[Maven] Tesseract 사용법

2022. 4. 8. 11:47

1. 먼저 Tesseract 라이브러리를 불러온다

maven 사이트 접속해서 오늘날짜 기준 가장 최신버전으로 선택했다.

https://mvnrepository.com/artifact/net.sourceforge.tess4j/tess4j/5.2.0

2. pom.xml에 dependency 추가.

<dependency>
	<groupId>net.sourceforge.tess4j</groupId>
	<artifactId>tess4j</artifactId>
	<version>4.5.2</version>
</dependency>

3. 테스트를 위한 Class 생성 !

import java.io.File;
import net.sourceforge.tess4j.Tesseract;
import net.sourceforge.tess4j.TesseractException;


public class OcrTest {
		
	 public static void main(String[] args) {
		 try {
		    // 읽어볼 이미지를 가져온다. 
		    File image = new File("경로상생략/res.jpg");

                    Tesseract tesseract = new Tesseract();
                    tesseract.setDatapath("경로상생략/tessdata"); //** 학습된데이터가 있는 폴더를 지정해준다. 
                    tesseract.setLanguage("eng"); // 언어설정 
                    tesseract.setPageSegMode(1); // 페이지 모드 설정
                    tesseract.setOcrEngineMode(1); 
                    // tesseract.setHocr(true); // html로 그려주는 flag
                    String result = tesseract.doOCR(image);
                    System.out.println(result);

		 
		 } catch (TesseractException e) {
			// TODO Auto-generated catch block
			e.printStackTrace();
		 }
		 
		 
	 }

}

tesseract.setDatapath("경로상생략/tessdata"); 이 라인은 tesseract가 이미지를 읽었을때

비교할 학습된 데이터 파일의 경로를 가르킨다.

아래 링크에 접속해보면 이미 학습된 데이터를 제공하고 있으므로 내가 하고자 하는 언어를 다운받아서 넣어두면 된다.

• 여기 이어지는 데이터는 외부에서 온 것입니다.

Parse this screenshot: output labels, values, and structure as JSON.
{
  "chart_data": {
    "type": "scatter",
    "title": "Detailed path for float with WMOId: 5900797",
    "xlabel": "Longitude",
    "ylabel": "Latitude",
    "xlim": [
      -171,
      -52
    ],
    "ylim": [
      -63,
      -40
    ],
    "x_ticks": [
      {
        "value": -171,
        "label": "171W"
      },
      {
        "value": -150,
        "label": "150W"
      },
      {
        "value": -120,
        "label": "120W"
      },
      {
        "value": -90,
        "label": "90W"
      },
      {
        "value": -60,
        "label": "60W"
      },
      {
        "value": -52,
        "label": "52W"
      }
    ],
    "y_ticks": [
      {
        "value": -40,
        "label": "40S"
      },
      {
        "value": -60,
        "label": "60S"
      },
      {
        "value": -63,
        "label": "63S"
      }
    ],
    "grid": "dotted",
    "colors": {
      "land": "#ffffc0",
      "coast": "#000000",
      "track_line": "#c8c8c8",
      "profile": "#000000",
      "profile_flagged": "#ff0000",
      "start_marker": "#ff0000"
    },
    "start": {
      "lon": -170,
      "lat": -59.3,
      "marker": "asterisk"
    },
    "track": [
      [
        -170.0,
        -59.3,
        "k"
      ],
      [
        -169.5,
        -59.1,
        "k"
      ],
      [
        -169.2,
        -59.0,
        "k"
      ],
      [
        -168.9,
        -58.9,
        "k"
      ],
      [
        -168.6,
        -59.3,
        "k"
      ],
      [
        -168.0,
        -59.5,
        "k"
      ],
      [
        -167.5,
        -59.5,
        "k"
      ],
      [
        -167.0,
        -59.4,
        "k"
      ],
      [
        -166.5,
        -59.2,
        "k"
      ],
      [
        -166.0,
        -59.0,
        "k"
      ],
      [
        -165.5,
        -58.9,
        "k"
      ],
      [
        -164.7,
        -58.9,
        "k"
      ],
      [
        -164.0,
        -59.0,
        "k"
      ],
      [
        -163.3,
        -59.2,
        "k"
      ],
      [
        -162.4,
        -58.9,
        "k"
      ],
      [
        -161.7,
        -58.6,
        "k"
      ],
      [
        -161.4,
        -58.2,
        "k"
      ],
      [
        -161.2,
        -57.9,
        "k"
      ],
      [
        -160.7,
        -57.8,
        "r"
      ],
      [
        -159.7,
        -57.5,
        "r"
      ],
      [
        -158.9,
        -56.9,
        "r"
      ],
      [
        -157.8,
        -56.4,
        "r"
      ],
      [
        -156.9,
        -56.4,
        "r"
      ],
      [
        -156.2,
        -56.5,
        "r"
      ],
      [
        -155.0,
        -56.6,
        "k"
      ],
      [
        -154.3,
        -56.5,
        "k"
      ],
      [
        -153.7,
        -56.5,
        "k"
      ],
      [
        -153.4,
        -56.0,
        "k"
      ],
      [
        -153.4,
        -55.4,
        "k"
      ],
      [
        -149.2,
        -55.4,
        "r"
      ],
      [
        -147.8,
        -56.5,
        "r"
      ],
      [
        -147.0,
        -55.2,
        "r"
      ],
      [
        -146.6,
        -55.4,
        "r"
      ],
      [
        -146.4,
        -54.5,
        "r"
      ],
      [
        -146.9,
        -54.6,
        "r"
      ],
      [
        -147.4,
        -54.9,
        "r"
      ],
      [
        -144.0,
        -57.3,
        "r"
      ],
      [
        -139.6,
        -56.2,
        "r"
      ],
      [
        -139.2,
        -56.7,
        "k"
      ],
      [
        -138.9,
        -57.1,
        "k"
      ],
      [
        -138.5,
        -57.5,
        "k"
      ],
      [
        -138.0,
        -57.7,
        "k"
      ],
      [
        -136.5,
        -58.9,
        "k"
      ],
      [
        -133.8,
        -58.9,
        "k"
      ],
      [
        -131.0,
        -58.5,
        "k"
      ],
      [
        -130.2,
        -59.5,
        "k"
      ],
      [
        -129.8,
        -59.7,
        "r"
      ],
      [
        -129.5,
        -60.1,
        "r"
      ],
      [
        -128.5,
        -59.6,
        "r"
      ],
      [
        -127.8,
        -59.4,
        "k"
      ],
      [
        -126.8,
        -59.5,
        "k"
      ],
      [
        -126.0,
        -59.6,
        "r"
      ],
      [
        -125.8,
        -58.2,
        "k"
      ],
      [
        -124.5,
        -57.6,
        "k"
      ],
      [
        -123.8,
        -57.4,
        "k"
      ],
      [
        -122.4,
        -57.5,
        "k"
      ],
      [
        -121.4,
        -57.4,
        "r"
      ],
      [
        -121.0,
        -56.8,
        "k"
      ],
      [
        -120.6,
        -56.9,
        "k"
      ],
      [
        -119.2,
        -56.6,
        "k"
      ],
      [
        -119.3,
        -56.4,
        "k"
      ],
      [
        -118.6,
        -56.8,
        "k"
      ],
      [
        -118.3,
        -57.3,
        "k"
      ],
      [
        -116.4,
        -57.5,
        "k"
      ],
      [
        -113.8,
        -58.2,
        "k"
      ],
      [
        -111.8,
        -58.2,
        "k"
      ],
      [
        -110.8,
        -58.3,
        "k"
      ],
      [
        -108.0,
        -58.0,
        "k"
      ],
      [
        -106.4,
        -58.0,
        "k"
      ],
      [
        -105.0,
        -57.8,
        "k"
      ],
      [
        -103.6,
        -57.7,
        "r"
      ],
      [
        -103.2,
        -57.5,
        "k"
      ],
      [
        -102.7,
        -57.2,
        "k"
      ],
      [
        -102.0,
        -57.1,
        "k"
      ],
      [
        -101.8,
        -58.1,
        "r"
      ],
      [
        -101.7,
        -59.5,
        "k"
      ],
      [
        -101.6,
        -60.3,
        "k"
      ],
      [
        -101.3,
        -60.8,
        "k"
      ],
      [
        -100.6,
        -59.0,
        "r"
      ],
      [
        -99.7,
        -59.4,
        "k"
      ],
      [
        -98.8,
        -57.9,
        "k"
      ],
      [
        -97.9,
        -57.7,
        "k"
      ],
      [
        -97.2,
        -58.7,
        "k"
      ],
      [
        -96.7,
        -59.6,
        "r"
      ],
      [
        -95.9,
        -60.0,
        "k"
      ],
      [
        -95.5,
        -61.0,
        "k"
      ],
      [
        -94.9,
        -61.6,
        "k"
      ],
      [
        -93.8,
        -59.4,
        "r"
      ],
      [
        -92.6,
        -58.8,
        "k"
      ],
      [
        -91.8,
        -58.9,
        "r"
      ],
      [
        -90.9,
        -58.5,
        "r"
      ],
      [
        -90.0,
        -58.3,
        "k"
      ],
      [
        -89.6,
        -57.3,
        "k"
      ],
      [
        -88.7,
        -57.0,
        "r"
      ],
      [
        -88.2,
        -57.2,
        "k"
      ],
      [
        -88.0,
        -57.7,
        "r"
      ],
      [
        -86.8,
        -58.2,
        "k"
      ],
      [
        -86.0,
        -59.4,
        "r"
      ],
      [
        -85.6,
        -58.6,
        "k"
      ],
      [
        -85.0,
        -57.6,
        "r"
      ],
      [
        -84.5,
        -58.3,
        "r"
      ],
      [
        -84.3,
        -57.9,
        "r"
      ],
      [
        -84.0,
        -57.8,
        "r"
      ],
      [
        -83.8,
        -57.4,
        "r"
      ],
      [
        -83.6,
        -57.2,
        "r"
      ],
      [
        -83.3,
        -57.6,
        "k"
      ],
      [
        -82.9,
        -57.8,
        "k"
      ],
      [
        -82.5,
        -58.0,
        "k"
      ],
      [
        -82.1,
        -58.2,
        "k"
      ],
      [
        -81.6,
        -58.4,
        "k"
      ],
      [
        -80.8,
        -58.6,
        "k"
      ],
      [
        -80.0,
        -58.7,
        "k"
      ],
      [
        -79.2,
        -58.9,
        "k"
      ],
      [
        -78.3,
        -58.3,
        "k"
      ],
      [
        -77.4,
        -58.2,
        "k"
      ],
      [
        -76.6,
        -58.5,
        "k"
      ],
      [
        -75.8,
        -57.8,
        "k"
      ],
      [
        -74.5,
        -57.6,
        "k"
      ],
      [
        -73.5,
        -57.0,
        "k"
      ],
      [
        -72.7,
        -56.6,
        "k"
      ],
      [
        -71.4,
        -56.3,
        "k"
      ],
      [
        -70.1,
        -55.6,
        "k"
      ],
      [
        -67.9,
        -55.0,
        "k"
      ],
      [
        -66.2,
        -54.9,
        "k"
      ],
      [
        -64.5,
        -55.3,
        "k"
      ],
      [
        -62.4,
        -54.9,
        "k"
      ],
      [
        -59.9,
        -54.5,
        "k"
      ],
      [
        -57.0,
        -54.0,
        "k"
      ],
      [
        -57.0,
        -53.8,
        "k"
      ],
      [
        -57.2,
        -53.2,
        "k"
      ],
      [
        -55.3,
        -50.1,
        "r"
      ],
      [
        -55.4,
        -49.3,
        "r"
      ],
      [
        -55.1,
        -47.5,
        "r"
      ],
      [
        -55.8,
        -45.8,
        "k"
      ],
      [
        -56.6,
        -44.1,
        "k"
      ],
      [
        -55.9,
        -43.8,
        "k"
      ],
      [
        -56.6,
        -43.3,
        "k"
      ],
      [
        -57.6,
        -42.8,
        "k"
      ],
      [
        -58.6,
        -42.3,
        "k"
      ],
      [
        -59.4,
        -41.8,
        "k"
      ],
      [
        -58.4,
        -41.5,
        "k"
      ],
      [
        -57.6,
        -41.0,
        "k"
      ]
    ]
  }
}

https://github.com/tesseract-ocr/tessdata

GitHub - tesseract-ocr/tessdata: Trained models with support for legacy and LSTM OCR engine

Trained models with support for legacy and LSTM OCR engine - GitHub - tesseract-ocr/tessdata: Trained models with support for legacy and LSTM OCR engine

github.com

접속해보면 아래와 같은 파일들이 나오는데 앞 글자가 언어를 가르키고 있다.